Thursday, March 25, 2021

Hakon Børresen, The Royal Guest (1919)

Hey, look, another Danish opera--one of the most popular, I am told.  There's a video here, I assume from Danish television--in black and white, but with quite good picture and sound quality for the time.  It's not subtitled, but I paid five dollars for the CD release, which includes the complete libretto in Danish, German, and English, so I was able to follow along.

It's a fairly simple one-act opera: a couple is preparing to receive guests--sometime in the winter--only, they cancel.  But this mysterious dude who won't give his name shows up, waxes poetic, charms them, and then leaves, teaching them a li'l something about being less up-tight.  I guess.  
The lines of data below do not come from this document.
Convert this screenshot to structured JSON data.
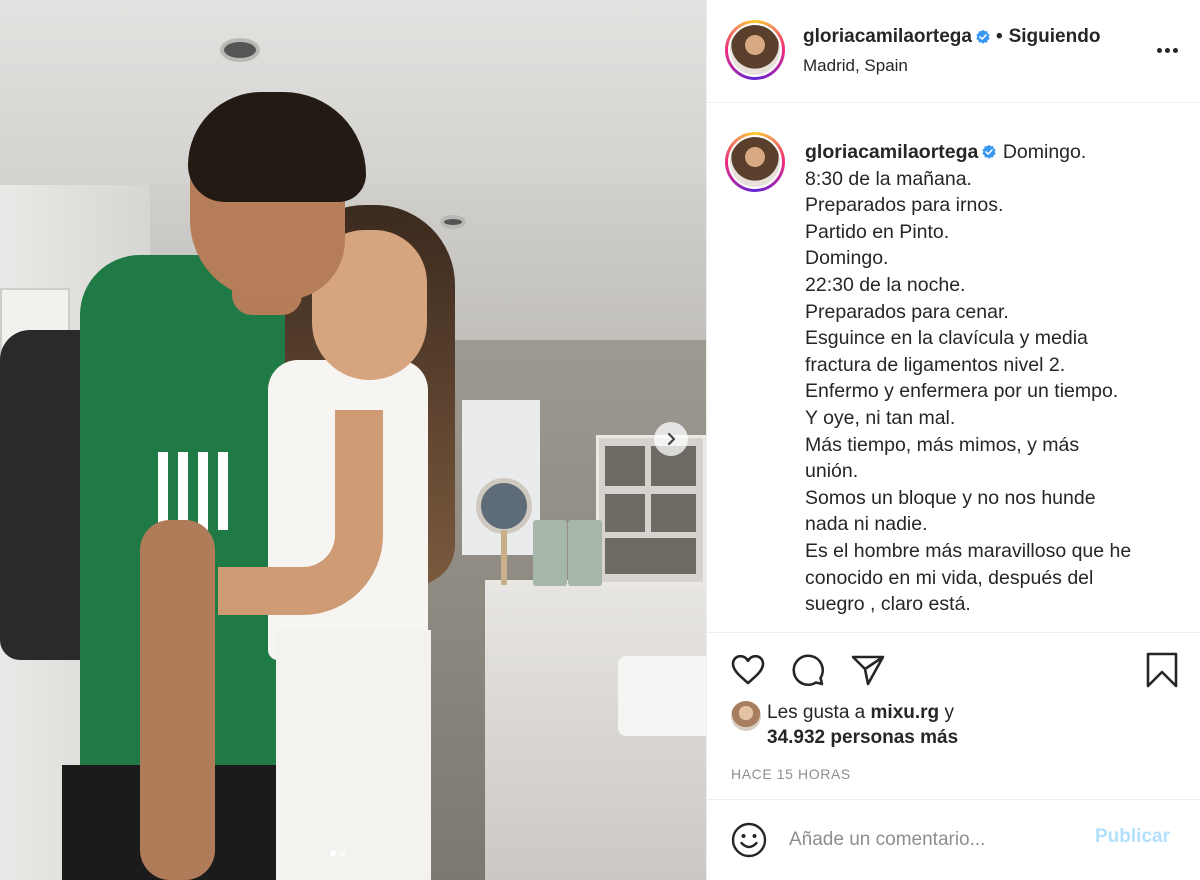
{
  "header": {
    "username": "gloriacamilaortega",
    "separator": "•",
    "follow_status": "Siguiendo",
    "location": "Madrid, Spain"
  },
  "caption": {
    "username": "gloriacamilaortega",
    "lines": [
      "Domingo.",
      "8:30 de la mañana.",
      "Preparados para irnos.",
      "Partido en Pinto.",
      "Domingo.",
      "22:30 de la noche.",
      "Preparados para cenar.",
      "Esguince en la clavícula y media",
      "fractura de ligamentos nivel 2.",
      "Enfermo y enfermera por un tiempo.",
      "Y oye, ni tan mal.",
      "Más tiempo, más mimos, y más",
      "unión.",
      "Somos un bloque y no nos hunde",
      "nada ni nadie.",
      "Es el hombre más maravilloso que he",
      "conocido en mi vida, después del",
      "suegro , claro está."
    ]
  },
  "likes": {
    "prefix": "Les gusta a",
    "user": "mixu.rg",
    "conj": "y",
    "count_text": "34.932 personas más"
  },
  "timestamp": "HACE 15 HORAS",
  "comment": {
    "placeholder": "Añade un comentario...",
    "publish_label": "Publicar"
  },
  "icons": {
    "like": "heart-icon",
    "comment": "comment-icon",
    "share": "share-icon",
    "save": "bookmark-icon",
    "more": "more-options-icon",
    "next": "chevron-right-icon",
    "emoji": "emoji-icon",
    "verified": "verified-badge-icon"
  },
  "colors": {
    "verified": "#3897f0",
    "publish_disabled": "#b2dffc",
    "text": "#262626",
    "muted": "#8e8e8e"
  },
  "carousel": {
    "slides": 2,
    "current": 1
  }
}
This is extremely delightful and charming; the story sort of makes me think of Schoenberg's Von heute auf morgen--in that they're both short comedic operas about couples clarifying their marriages--but the music here is pretty much the opposite of that: it's gorgeous, late-romantic stuff all around, coming to some really transcendent crescendos.  Crescendi?  The libretto is mainly conversational, with little that you could call an aria per se, but there are little bits of what I guess you could call arioso occasionally bubbling up.  Suffice it to say, it's a fine piece of work that is extremely easy on the ears.  It's easy to understand why the Danes like it; really, the only mystery is why Dacapo hasn't released a DVD--if you want to promote your national culture, The Royal Guest would be a great way to do that.